E noi vogliamo raccontarlo così, senza fronzoli, abbellimenti o ricostruzioni agiografiche con l’umiltà con la quale è passato tra noi.

L’autore di questo libretto, il professor Luca Diliberto, ha raccolto le tracce di questa presenza di Carlo al Leone XIII, attraverso l’ascolto di testimonianze di chi lo incontrava quotidianamente, come i suoi professori, e l’esame di alcuni documenti.

Carlo era un ragazzo e uno studente come tanti e così si presentava. Indubbiamente però era una persona speciale, ma questo non lo mostrava ed è emerso dopo. Nessuno avrebbe detto, quando era in vita, che avesse i tratti distintivi di una persona eccezionale, come ancora oggi spesso si ha la percezione che debba essere un santo. E qualcuno che lo ha conosciuto fatica ancora a riconoscerla, questa santità. Comprensibilmente, si può aggiungere.

Credo che oggi ci interroghi e, forse, ci metta in crisi, la normalità della santità di Carlo.

Se infatti la santità è percepita come straordinaria, eccezionale, fuori misura, non per tutti, possiamo tenerla distante e non ci riteniamo né coinvolti né prescelti.

La normalità invece ci riguarda, ci chiama in causa, non ci taglia fuori, ce l’abbiamo accanto. E quindi è probabile che sia anche un po’ scomoda. La storia di Carlo ci fa capire che si può essere santi anche se si è persone normali, e quindi siamo tutti chiamati alla santità.
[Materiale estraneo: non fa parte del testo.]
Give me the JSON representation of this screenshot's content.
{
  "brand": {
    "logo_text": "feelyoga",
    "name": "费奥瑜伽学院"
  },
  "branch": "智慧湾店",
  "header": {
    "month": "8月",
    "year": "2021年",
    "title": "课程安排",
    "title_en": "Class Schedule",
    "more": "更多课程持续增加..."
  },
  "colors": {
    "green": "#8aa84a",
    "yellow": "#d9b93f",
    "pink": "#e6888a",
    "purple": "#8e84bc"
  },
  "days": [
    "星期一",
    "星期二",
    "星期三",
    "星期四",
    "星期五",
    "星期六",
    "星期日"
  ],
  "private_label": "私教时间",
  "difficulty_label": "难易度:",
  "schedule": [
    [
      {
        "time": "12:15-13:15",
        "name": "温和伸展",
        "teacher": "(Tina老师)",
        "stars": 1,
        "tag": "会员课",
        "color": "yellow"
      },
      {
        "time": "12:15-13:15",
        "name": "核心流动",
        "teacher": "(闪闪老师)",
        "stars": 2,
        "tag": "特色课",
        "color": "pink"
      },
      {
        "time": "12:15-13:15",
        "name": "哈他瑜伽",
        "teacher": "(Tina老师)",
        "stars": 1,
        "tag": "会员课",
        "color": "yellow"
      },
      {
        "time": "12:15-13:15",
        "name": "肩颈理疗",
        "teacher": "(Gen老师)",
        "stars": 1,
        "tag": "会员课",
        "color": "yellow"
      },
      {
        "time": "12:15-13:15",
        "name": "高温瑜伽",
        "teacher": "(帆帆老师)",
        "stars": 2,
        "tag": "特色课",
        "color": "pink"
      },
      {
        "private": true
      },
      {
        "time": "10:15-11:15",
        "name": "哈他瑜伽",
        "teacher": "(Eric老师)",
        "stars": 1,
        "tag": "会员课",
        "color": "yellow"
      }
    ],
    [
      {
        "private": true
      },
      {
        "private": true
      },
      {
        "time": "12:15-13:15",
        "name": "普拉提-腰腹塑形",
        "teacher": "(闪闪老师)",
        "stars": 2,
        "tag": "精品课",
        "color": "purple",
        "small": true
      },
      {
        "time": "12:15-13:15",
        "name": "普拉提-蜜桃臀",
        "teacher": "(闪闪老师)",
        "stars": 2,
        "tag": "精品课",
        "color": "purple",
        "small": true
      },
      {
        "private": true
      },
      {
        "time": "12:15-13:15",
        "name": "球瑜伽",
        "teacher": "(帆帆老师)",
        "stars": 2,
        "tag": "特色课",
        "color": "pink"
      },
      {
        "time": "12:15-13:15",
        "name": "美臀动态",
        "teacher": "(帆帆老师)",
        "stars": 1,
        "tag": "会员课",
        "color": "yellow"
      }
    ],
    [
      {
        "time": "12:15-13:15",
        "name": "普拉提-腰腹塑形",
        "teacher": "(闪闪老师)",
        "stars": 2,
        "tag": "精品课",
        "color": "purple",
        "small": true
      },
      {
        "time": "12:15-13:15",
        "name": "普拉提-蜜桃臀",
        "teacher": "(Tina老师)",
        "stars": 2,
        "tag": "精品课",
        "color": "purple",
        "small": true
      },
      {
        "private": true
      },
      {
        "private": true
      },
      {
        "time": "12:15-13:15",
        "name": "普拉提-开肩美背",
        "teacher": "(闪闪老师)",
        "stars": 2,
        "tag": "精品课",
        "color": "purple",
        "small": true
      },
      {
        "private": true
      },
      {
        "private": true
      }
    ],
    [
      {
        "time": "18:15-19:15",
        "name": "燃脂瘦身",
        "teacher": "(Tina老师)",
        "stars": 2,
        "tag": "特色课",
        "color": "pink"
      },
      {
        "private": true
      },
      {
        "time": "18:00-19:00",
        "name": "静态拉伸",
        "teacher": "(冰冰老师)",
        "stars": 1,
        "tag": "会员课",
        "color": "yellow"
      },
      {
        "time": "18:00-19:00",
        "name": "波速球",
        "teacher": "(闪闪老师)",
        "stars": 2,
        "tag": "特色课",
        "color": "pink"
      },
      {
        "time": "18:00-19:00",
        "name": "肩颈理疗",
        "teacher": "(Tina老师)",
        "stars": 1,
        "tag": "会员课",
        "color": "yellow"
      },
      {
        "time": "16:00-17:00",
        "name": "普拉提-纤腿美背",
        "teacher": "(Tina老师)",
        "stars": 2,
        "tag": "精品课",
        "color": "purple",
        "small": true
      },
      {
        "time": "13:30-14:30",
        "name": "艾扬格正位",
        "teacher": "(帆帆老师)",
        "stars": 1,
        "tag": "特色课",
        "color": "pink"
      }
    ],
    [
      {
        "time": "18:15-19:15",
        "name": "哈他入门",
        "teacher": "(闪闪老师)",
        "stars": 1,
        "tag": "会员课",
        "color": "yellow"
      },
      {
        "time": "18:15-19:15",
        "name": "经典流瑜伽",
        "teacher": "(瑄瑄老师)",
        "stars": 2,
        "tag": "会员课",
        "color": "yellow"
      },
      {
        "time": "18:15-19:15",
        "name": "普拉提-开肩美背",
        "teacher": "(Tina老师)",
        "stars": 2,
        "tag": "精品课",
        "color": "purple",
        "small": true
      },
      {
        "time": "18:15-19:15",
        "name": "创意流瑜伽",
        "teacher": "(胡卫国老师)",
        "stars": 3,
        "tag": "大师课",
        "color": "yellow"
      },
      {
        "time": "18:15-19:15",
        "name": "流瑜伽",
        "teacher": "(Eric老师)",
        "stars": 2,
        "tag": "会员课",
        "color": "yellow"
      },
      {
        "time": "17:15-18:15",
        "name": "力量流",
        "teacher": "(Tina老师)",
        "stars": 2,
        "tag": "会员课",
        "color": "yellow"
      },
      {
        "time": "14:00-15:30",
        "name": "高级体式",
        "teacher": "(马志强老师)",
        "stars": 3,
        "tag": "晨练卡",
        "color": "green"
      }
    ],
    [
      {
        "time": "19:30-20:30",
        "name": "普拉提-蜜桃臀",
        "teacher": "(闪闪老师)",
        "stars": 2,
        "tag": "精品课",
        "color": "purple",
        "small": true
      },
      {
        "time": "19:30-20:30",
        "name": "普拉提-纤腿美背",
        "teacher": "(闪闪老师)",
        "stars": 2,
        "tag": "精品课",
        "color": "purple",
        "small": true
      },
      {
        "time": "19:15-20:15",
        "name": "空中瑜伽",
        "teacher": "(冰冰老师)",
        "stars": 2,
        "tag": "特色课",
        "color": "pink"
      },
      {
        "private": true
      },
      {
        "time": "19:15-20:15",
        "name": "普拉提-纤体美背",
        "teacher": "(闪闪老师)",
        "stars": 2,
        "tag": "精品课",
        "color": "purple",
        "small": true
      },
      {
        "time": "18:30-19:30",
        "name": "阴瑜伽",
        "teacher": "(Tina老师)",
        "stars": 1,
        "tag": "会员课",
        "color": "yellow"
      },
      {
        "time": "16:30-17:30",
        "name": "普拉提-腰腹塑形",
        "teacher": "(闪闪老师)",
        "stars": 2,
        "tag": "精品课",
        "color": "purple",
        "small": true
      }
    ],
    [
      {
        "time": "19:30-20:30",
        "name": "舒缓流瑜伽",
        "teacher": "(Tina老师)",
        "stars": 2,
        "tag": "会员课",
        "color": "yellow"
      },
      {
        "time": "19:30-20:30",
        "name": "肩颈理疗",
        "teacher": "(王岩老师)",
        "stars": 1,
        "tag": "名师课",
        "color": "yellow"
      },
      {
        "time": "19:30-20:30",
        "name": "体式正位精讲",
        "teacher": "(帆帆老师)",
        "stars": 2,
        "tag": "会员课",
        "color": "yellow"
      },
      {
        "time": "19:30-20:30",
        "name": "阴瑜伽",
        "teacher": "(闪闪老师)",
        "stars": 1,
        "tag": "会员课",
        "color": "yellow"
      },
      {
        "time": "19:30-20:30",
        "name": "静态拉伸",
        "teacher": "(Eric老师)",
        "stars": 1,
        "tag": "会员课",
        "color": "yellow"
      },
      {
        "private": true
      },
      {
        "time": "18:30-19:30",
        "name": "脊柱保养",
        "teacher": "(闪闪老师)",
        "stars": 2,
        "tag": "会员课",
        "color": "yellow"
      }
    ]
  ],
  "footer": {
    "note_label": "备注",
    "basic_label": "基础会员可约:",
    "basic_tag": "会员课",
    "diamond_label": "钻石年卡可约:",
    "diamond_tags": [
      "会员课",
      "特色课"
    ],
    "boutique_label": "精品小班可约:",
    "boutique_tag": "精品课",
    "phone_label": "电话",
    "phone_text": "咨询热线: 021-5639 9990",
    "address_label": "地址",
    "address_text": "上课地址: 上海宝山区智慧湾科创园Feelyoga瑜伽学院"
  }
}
Sarebbe importante che nei profili di Carlo emergesse questa normalità, che fa dei santi delle persone speciali ma non eccezionali. Che la normalità fosse associata alla santità, perché, come afferma san Paolo, «In lui – Cristo – [Dio] ci ha scelti prima della creazione del mondo per essere santi e immacolati di fronte a lui nella carità» (Ef 1,4).

È anche molto bello che questa santità attraversi la vita di un ragazzo adolescente.

A volte, osservando questa età si rischia di usare frasi fatte e immagini stereotipate, a volte trascuriamo o non prendiamo sul serio gli slanci, i sogni, le intuizioni della vita di un adolescente.

Eppure, è proprio in questa età che, in mezzo alle turbolenze della crescita, in mezzo ad alti e

bassi e a mille fragilità, qualcosa di unico e originale emerge; ed è proprio lì che qualcosa dentro di noi lotta contro un mondo che ti vuole fotocopia e può trovare la sua propria unica voce.

È proprio lì, nel cuore più giovane, che la fiducia, il sì alla fede, alla speranza e all’amore, miracolosamente vince la sfiducia, la competizione, l’egoismo, la chiusura.

E così Carlo ci insegna uno sguardo diverso su questa generazione e ci dice che «da qualunque parte la vedi la vita è un’avventura meravigliosa» come è detto nel piccolo video che ha realizzato per promuovere presso i suoi compagni il volontariato.

Ogni giorno in una scuola entrano tanti bambini e ragazzi con tante speranze e tanti sogni.

Chiediamo a Carlo che ci aiuti a vederli, ascoltarli, promuoverli.

Chiediamo a Carlo una fede giovane e ordinaria, e ringraziamo ancora per il dono di una santità giovane «della porta accanto» (Gaudete et exsultate, n. 7).

Ringraziamo per il «nostro» Carlo? No… Ma per il Carlo della Chiesa, per il Carlo di tutti, dono per tutti!